Yesterday I was on line at my neighborhood CVS waiting to pick up my prescription, my basket full of peanut M&Ms and Diet Coke, which I’m sure you’ve figured out by now are the keys to eternal youth. Some alter cocker up at the register was arguing with the young Asian pharmacist, operatically calling into question her qualifications as a pharmacist–indeed, as a human being–because she calmly declined to refill his prescription without authorization from his doctor. He, a man  “what has lived through that which I have lived through in my lifetime, may you never know!” There were many hand gestures on his part, much nodding and repeating of instructions on hers.
I live on the Lower East Side of Manhattan. In a neighborhood that is home to many, many elderly folks, retired teachers and union guys, large Orthodox Jewish families, hipster types, Dominicans, Puerto Ricans, and is right next door to Chinatown, with its pan Asian throngs, such exchanges are commonplace and inevitable and fun to watch (except when you’re in a huge hurry, which luckily I wasn’t yesterday).
It was clear to me and the handful of people in front of me that we were in for a long wait. Two young women ahead of me grabbed a magazine, Us or In Touch, I’m not sure, and began dissecting the celebrities. “She looks good,” one said. “Uh-huh.” “No way she didn’t get liposuction, I mean, please.” “Serious.” “Yeah, but she looks good.” “Of course she looks good. She gets paid to look good. I would look that good if I got paid to look that good.”
Then they turned to a story about Natasha Richardson, the actress who died at 45 a few weeks ago of a traumatic brain injury. Please note that they seemed like nice enough girls. They murmured to one another about how tragic the accident was, and how devastated her family must be.
Then one woman said, “She looked really good, for her age.”
She clearly meant it as a compliment. But damn, would it have killed her to say she just plain looked good? What is up with that qualifier, “for her age”? I know I’ve got a stick up my butt about this issue, but it struck me as all the more icky given that that they were talking about Natasha Richardson–a woman who appears to have been universally respected and is being mourned for having died so young. So she was too young to die but too old to be considered gorgeous without an asterisk?
I am aware, of course, that when a person dies, her looks are the aspect of her that is least likely to be missed by those who loved her.
But pull back from Richardson for a minute, and away from that whole Die Young, Stay Pretty Blondie thing we all grew up with. Can we just dispense with that qualifier, “For her age”?
Precocity is rewarded in practically every other positive trait–intelligence, patience, thoughtfulness, resilience, athletic ability. Yet you’re supposed to look 25 forever in order to be attractive? After that, you’re like a building with a crumbling facade that people think is beautiful, but feel compelled to remark upon the cracks and the fact that your bricks need serious repointing.
Well, feh! Natasha Richardson was plain beautiful before she died at 45, and not just “for her age.” And a gazillion other people think so, too, so maybe the qualifier is obsolete, merely reflexive at this point.
Or not. I hope whether someone looks good can someday be pried away from her age with a crowbar or some other implement yet-to-be invented.
Let me know when that happens. Until then, I’m going to eat my M&Ms and drink my Diet Coke. And punch anyone who tags a “for your age” onto a compliment they pay me.
April 8, 2009 at 10:34 pm
I’m with you. I also think they should do away with Ma’am, as I believe in today’s day and age, especially in NYC, it is used as a slight and not a show of respect. I have often seen the irritation and resentment in the odd check out person’s eye when they use it. As they, I am sure, see the pain and despair in mine upon hearing it.

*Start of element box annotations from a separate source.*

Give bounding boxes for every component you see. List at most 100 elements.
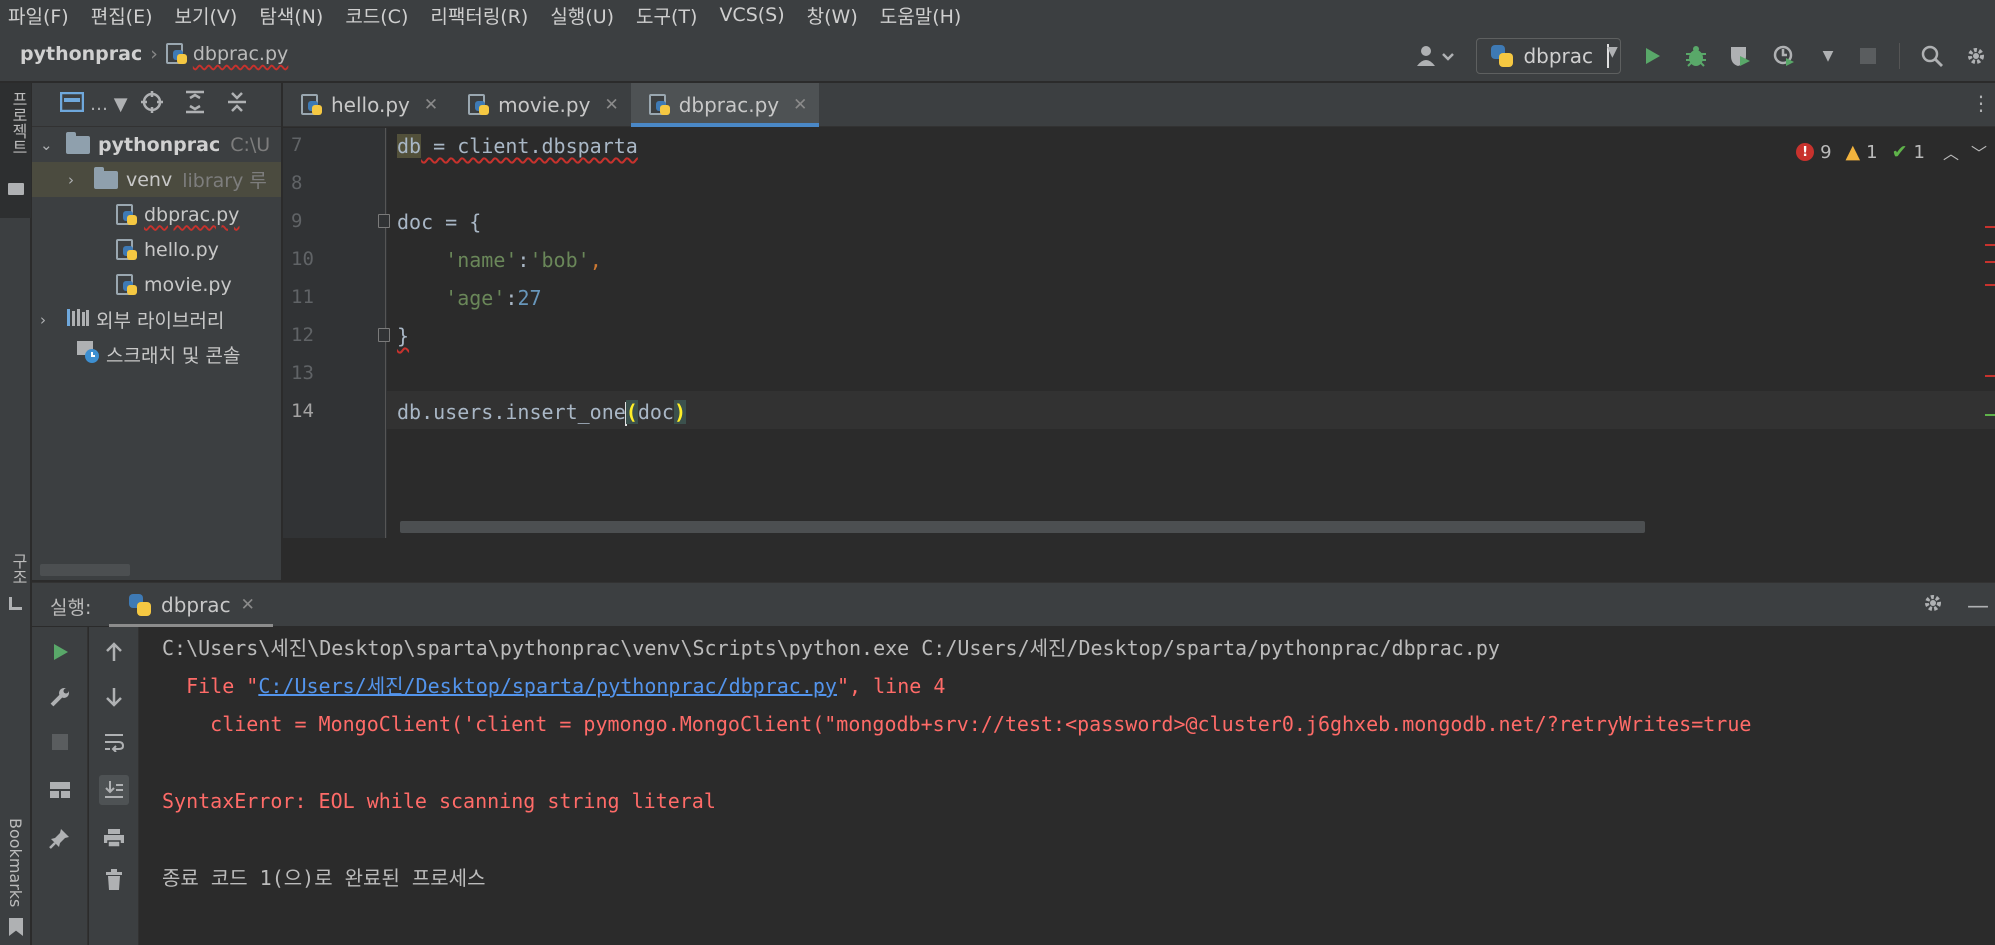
tree-item-file[interactable]: movie.py <box>32 267 281 302</box>
bookmarks-tool-tab[interactable]: Bookmarks <box>0 818 31 945</box>
tree-file-label: dbprac.py <box>144 203 240 226</box>
tab-dbprac-py[interactable]: dbprac.py ✕ <box>630 83 820 127</box>
menu-window[interactable]: 창(W) <box>807 2 858 29</box>
python-file-icon <box>116 273 138 296</box>
run-configuration-selector[interactable]: dbprac ▼ <box>1476 38 1621 74</box>
tab-hello-py[interactable]: hello.py ✕ <box>283 83 450 127</box>
menu-edit[interactable]: 편집(E) <box>91 2 153 29</box>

April 11, 2009 at 10:27 pm
Is this a surprise? When you’re young, you don’t really see older people as peers, or perhaps even fully human. You don’t fully relate to them. You think of them as old. They can look good within their category. Like, a 18-year-old might see a “cute doggy,” but wouldn’t think of the dog as cute in the same way she thinks of a guy her age as cute.
Your point is that a woman (or man) can be beautiful at any age, in a universal sort of way. I’m not sure I agree. Our perspectives have adjusted with our ages, so we can find a pretty big range of people attractive. But even we would acknowledge limits. I might find child beautiful, but for a child, and not in the same way that I would find a 30-year-old or 40-year-old beautiful. And there are few 70-year-olds who strike me as beautiful, at least on a visceral level. I’m more likely to look at a 70-year-old woman or man and find her/him attractive for that age, or imagine what they must have looked like when they were younger and “in the game” where attractiveness mattered.
My eyes are not able to view the full range of human age as potentially beautiful, without an asterisk. I don’t think I’m alone.
So I guess the other question is, if some or all of us are conscious of age when viewing beauty, and connect the two, is there something wrong about saying so? As a woman conscious of getting older, you might have felt better if they hadn’t asterisked—maybe you felt like they were condemning or putting you down along with Natasha? OTOH, there’s not really much reason TO say “for her age.” Maybe it is a way of emphasizing the difference between speaker and object.